Lincang was like most of the major cities we have encountered in China. Not unpleasant, but not exciting either. There were lots of shops selling industrial things like pumps and tractor engines, hardware stores and the usual slew of western fashion stores. We ended up in the first hotel we stopped at, which had a nice lobby but very cold communist feeling room, narrow with white walls, spare furniture, huge ceilings and tall wrought metal window frames.
Chan went out for his daily noodle soup dinner and reported the town was creepy at night. Lots of people out, but no street lights in our neighborhood, a lit street in a busy city is one of those things that we take for granted. Milling around with lots of strangers in the dark is unsettling. He found a street stall lit by bare CFLs and had a ten minute pseudo conversation with a middle aged man that primarily consisted of different organizations of the words “nice”, “America”, “noodle soup” and “good”. The guy was friendly though and insisted on paying for Chan’s dinner.

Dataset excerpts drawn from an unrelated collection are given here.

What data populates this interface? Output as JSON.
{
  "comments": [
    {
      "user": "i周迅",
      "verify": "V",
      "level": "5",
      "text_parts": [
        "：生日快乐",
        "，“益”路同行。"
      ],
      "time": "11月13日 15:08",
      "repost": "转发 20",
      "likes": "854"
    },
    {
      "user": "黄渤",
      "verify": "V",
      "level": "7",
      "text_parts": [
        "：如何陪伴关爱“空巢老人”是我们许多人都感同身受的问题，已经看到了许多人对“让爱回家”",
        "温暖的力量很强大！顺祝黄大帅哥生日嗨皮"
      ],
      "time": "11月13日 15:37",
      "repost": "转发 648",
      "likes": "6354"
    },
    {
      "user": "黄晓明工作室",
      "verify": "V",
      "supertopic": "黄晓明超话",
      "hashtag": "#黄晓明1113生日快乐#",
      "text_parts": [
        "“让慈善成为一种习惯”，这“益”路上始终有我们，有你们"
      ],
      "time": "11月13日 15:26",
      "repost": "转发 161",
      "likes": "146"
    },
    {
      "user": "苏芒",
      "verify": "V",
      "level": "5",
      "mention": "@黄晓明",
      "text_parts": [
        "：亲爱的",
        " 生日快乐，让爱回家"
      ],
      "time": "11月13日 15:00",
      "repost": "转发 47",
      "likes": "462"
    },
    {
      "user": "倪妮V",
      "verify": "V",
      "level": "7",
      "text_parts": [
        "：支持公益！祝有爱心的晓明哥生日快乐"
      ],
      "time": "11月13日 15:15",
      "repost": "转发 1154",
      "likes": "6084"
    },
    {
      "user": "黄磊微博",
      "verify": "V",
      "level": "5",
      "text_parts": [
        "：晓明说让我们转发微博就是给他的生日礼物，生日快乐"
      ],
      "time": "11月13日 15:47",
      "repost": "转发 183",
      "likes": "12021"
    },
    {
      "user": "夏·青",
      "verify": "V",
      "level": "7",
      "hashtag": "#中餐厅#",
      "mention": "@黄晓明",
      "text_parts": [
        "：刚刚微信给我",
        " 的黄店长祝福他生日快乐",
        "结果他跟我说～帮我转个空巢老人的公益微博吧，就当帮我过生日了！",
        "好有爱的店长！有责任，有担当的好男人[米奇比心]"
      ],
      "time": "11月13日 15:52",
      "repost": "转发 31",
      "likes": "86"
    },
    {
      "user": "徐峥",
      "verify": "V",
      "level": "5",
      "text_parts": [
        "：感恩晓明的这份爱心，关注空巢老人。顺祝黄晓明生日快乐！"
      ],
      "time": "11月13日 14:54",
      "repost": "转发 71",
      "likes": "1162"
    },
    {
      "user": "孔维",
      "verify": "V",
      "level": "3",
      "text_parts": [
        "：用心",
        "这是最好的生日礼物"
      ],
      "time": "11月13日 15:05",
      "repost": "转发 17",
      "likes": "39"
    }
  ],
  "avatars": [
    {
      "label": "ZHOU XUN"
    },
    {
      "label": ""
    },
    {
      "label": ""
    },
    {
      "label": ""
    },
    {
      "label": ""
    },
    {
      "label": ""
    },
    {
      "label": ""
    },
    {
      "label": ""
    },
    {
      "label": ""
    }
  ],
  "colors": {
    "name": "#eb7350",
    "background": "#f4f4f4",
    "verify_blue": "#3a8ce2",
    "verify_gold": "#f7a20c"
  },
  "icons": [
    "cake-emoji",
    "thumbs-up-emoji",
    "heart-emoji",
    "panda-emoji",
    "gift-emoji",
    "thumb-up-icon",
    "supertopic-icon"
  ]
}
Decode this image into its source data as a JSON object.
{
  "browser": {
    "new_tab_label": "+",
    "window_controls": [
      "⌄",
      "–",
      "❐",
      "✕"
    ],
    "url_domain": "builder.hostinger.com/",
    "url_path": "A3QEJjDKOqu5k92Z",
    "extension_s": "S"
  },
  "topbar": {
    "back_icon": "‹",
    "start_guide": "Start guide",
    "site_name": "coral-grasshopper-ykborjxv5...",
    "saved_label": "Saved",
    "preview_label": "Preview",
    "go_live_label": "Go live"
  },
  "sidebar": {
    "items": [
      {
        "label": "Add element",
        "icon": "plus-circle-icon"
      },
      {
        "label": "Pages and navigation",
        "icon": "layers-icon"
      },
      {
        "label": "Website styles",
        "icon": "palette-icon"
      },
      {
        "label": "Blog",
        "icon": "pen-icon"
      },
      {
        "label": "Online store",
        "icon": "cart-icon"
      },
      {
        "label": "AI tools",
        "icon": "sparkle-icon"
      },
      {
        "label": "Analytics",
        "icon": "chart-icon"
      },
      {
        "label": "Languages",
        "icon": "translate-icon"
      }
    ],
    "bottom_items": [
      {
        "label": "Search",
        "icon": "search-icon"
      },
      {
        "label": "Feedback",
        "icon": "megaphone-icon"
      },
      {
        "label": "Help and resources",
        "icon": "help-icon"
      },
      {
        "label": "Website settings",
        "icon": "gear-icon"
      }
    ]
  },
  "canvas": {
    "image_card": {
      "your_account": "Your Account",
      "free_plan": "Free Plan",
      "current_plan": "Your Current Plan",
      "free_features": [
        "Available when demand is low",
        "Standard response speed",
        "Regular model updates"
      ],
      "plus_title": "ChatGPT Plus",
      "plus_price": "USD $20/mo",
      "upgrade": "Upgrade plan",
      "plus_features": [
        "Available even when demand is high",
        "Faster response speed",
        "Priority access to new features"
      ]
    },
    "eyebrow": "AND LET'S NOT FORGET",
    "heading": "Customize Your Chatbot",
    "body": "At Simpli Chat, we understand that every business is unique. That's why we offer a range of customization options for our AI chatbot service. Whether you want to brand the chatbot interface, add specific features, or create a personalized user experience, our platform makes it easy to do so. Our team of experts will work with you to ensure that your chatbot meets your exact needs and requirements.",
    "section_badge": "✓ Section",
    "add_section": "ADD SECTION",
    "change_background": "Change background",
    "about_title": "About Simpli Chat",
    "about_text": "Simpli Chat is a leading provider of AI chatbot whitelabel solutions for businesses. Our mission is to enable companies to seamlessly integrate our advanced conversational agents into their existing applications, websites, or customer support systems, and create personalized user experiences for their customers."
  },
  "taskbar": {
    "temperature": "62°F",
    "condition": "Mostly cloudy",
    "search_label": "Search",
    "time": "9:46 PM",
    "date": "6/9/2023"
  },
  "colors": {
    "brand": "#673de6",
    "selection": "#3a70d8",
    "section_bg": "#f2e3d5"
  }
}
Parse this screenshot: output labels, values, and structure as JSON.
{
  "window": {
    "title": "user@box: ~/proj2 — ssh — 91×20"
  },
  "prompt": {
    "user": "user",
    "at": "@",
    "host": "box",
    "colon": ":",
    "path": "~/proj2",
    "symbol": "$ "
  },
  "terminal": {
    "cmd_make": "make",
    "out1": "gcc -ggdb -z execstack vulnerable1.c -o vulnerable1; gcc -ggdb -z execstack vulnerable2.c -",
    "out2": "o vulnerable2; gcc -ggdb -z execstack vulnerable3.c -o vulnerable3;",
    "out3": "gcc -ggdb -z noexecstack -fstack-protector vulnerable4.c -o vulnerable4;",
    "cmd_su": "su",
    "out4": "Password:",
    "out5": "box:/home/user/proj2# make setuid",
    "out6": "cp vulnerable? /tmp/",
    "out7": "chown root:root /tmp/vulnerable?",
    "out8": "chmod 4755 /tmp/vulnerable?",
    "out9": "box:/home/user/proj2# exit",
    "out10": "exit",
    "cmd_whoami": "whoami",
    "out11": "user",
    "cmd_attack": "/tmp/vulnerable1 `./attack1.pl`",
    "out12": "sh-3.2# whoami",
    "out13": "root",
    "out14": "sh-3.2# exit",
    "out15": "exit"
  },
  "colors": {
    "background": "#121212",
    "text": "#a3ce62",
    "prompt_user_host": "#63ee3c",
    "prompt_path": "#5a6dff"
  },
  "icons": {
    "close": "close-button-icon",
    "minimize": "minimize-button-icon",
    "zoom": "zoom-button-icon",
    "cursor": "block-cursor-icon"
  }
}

For the past couple of days, we had been fantasizing about the food we would be eating in India and Europe. Chandler has been living on noodle soup and I have been eating mostly oatmeal and plain ramen. Mostly, our talk has been about Mexican food, especially the stuff we ate in the American southwest on our road-trip last fall. Chandler did a shot in the dark web search found a restaurant in town that actually served just that. Salvador’s is apparently a popular spot in Kunming which has a large ex-pat population, and for some reason they decided to open a branch in this town which seemed sort of odd as it doesn’t seem to be on the map for westerns (the whole city isn’t even mentioned in the Lonely Planet). The food was incredible though. Huge burritos with lots of cheese! We saw the first Caucasian person in the past week or so here, a girl from Chicago who is an English teacher in a rural village visiting Lincang while she had a few days off for the Tomb Sweeping Day holiday.